At a revived U.S.-India Trade Policy Forum in New Delhi last November, India and the United States agreed to expand trade of some agricultural products, including U.S. cherries, alfalfa and distiller dried grains as well as Indian mangoes, grapes, shrimp and water buffalo meat.
Indian Prime Minister Narendra Modi met President Joe Biden in Washington in September and both leaders agreed to expand trade ties to strengthen relations between the world’s largest and richest democracies.
Part of the wins for India in this new trade deal is a green light to resume the export of mangoes and pomegranates to the US.
India is a major producer of mangoes with 2021 figures from Statista estimating that the country produces around 20.9 million metric tons while pomegranate production was estimated at 2.8 million.
Access to the US market could not be timelier as mango consumption in the North American nation continues to grow annually, according to the executive director of the National Mango Board, Manuel Michel.

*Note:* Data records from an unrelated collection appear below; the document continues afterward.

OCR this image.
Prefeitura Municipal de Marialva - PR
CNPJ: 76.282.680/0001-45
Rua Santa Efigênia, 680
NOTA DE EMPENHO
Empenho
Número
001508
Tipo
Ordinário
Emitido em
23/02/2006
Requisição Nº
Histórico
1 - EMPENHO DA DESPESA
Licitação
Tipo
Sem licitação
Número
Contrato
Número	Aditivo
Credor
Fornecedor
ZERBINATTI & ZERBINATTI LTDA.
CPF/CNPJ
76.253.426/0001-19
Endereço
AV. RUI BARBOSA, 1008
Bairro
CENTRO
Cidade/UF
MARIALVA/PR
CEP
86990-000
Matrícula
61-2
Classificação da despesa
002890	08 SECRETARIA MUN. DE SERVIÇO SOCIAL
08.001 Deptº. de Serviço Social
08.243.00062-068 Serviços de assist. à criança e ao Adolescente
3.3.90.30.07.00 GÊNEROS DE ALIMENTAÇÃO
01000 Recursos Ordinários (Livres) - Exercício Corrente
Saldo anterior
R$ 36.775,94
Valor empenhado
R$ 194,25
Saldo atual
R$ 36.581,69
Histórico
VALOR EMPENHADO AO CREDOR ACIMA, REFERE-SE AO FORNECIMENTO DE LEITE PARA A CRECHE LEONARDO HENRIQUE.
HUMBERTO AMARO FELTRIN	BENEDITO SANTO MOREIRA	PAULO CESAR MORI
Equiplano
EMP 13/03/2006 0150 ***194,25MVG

“There is no limit to its growth. If the mango arrives with the right quality and there is promotion so that consumers know it is available, I don’t think it’ll have a limit,” Michel observes.
With the trade deal already in an advanced stage, Reuters reported that India is still pressing for restoration of its beneficiary status under the Generalized System of Preferences (GSP).
The GSP program provides some tariff-free access for imports from developing countries that expired at the end of 2020.